XL Web services standards finally begin to gel.
Written by Joe McKendrick, Contributing Writer

Having trouble keeping up with all the standards being launched around Web services?  Join the club. In a new analysis, Jason Stamper provides a much-needed clarification on where we're at in the standards world. He notes that there are now more than 60 Web services standards and specifications at some stage of development or approval.

Those that mean the most to SOA include Web Services Description Language (WSDL), Simple Object Access Protocol (SOAP), Universal Description, Discovery and Integration (UDDI), Business Process Execution Language (BPEL), and last and certainly not least, XML. Emerging specifications that also make a difference include WS-Security and WS-Policy, which is not yet a formal, recognized standard.

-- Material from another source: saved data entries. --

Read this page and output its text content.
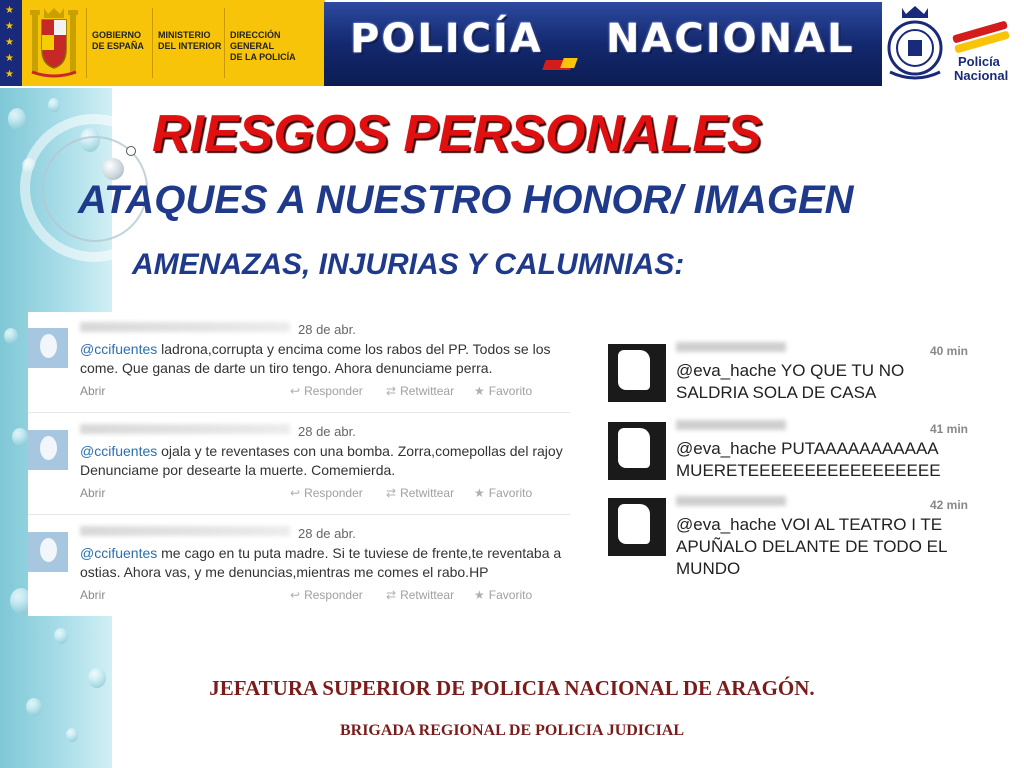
★
★
★
★
★
GOBIERNO
DE ESPAÑA
MINISTERIO
DEL INTERIOR
DIRECCIÓN GENERAL
DE LA POLICÍA	POLICÍA NACIONAL	Policía
Nacional
RIESGOS PERSONALES
ATAQUES A NUESTRO HONOR/ IMAGEN
AMENAZAS, INJURIAS Y CALUMNIAS:
28 de abr.
@ccifuentes ladrona,corrupta y encima come los rabos del PP. Todos se los
come. Que ganas de darte un tiro tengo. Ahora denunciame perra.
Abrir	↩ Responder ⇄ Retwittear ★ Favorito
28 de abr.
@ccifuentes ojala y te reventases con una bomba. Zorra,comepollas del rajoy
Denunciame por desearte la muerte. Comemierda.
Abrir	↩ Responder ⇄ Retwittear ★ Favorito
28 de abr.
@ccifuentes me cago en tu puta madre. Si te tuviese de frente,te reventaba a
ostias. Ahora vas, y me denuncias,mientras me comes el rabo.HP
Abrir	↩ Responder ⇄ Retwittear ★ Favorito
40 min
@eva_hache YO QUE TU NO
SALDRIA SOLA DE CASA
41 min
@eva_hache PUTAAAAAAAAAAA
MUERETEEEEEEEEEEEEEEEEE
42 min
@eva_hache VOI AL TEATRO I TE
APUÑALO DELANTE DE TODO EL
MUNDO
JEFATURA SUPERIOR DE POLICIA NACIONAL DE ARAGÓN.
BRIGADA REGIONAL DE POLICIA JUDICIAL
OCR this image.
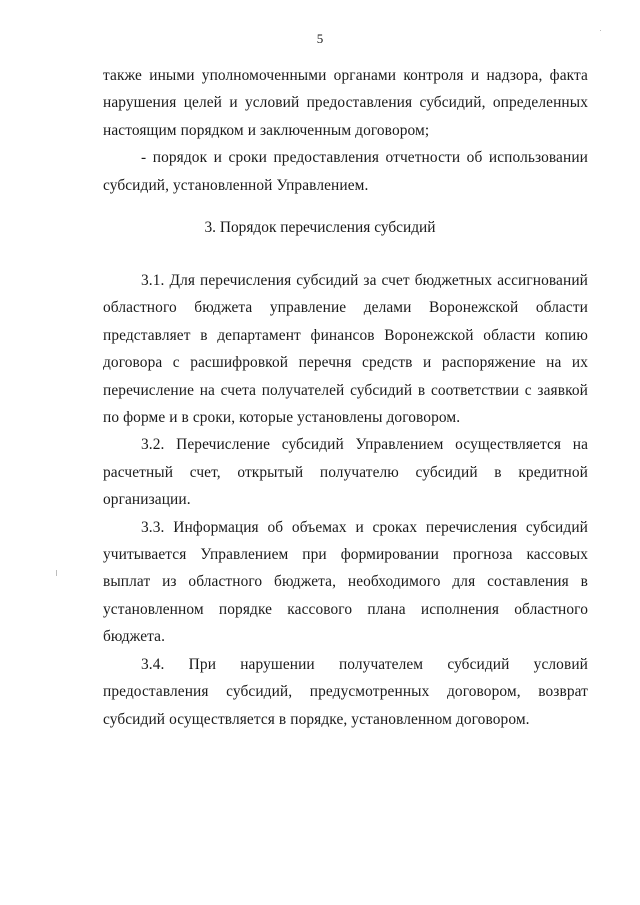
5

также иными уполномоченными органами контроля и надзора, факта нарушения целей и условий предоставления субсидий, определенных настоящим порядком и заключенным договором;

- порядок и сроки предоставления отчетности об использовании субсидий, установленной Управлением.

3. Порядок перечисления субсидий

3.1. Для перечисления субсидий за счет бюджетных ассигнований областного бюджета управление делами Воронежской области представляет в департамент финансов Воронежской области копию договора с расшифровкой перечня средств и распоряжение на их перечисление на счета получателей субсидий в соответствии с заявкой по форме и в сроки, которые установлены договором.

3.2. Перечисление субсидий Управлением осуществляется на расчетный счет, открытый получателю субсидий в кредитной организации.

3.3. Информация об объемах и сроках перечисления субсидий учитывается Управлением при формировании прогноза кассовых выплат из областного бюджета, необходимого для составления в установленном порядке кассового плана исполнения областного бюджета.

3.4. При нарушении получателем субсидий условий предоставления субсидий, предусмотренных договором, возврат субсидий осуществляется в порядке, установленном договором.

The good news is that vendor cooperation to support and move Web services standards forward seems to be holding. "We're much more focused on getting industry-wide agreement than we used to be," Miko Matsumura, chairman of the Oasis Technical Adoption Committee, is quoted as saying. "The groups do work with each other instead of against each other."

"We were in danger a year ago of some sort of standards meltdown, where people could not agree on some of the higher-level semantics," Jim Rivera, VP of product management for Cape Clear, said in the article. "But I think we have got past that, and the standards are now being well supported and well adopted. There is always more work to do, but we have come a long way."

Stamper advises that while key Web services standards are ready for enterprise application development there are still issues in the areas of security, policy and management. "Users are advised to draw on the technologies offered by development and deployment tools to shore up what is available from the standards and specifications."